UNSETTLING. The New York Times editorial page shows once again that, while he may not be as bad as Yasir Arafat, Ariel Sharon is nevertheless a very bad guy who makes Mideast peace all but impossible. According to the Times, Sharon said recently that "as long as he was in power there would be no discussion of removing a single settlement" on the West Bank, despite the incredible burdens these settlements impose on Palestinians (and despite the unquenchable rage they inspire). We're still waiting for some serious -- and political -- recognition of the obstacles that Sharon poses to any lasting stability in the region.
WE'RE NOT GOING TO TAKE IT ANY MORE. Its officials in obvious despair over the way Colin Powell has been repeatedly undercut by others in the Bush administration -- particularly Donald Rumsfeld's defense team -- the State Department is leaking like the Titanic. Needless to say, Tapped sympathizes. Indeed, we hope all these officials start now on their tell-all memoirs.
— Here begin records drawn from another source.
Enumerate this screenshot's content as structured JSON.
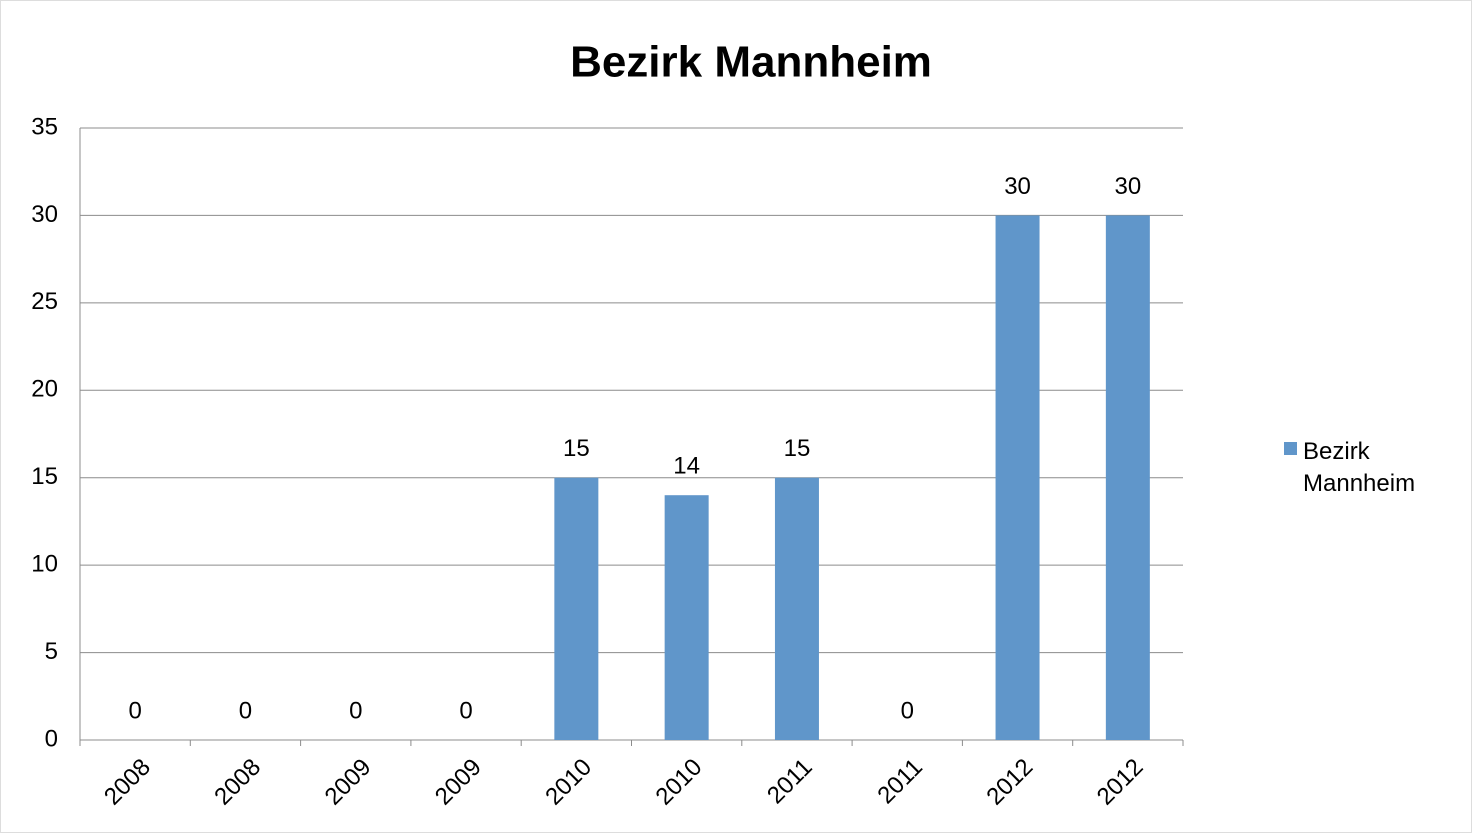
{
  "chart_data": {
    "type": "bar",
    "title": "Bezirk Mannheim",
    "categories": [
      "2008",
      "2008",
      "2009",
      "2009",
      "2010",
      "2010",
      "2011",
      "2011",
      "2012",
      "2012"
    ],
    "series": [
      {
        "name": "Bezirk Mannheim",
        "color": "#6096ca",
        "values": [
          0,
          0,
          0,
          0,
          15,
          14,
          15,
          0,
          30,
          30
        ]
      }
    ],
    "ylim": [
      0,
      35
    ],
    "yticks": [
      0,
      5,
      10,
      15,
      20,
      25,
      30,
      35
    ],
    "grid": true,
    "legend": "right"
  }
}
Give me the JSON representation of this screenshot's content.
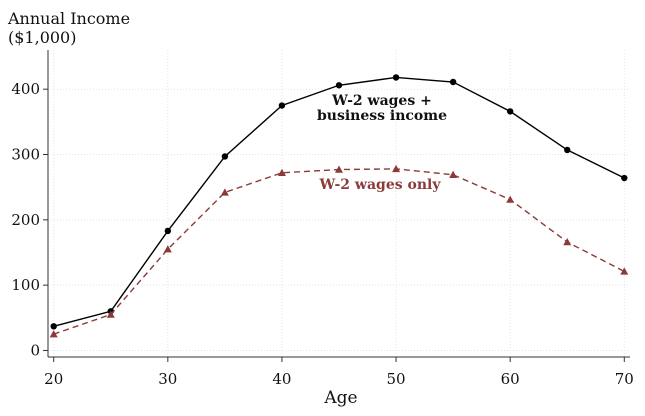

NIMBY. Storing nuclear waste beneath Yucca Mountain in Nevada got a major boost yesterday when the House Energy and Commerce Committee endorsed the president's proposal. For details on the upcoming fight check out TAP's new "Networks" column.
HERE'S WHY APPOINTMENTS MATTER. Interior Department Deputy Secretary J. Steven Griles took EPA's Denver office to task yesterday for giving an environmentally unsatisfactory rating to the single largest domestic energy exploration project, drilling for gas in the Power River Basin. Before this second stint working for the industry at Interior, Griles spent 11 years of working for petroleum and mining interests including six years as senior vice president of the United Co., a mining and gas firm in Bristol, Va.
JUST WONDERING. Ralph Nader outlines a clear and concise agenda for the left. Whatever one thinks of his candidacy in the last presidential election, we can't help but wonder why some of this populist agenda isn't picked up by one of those would-be Democratic presidential contenders.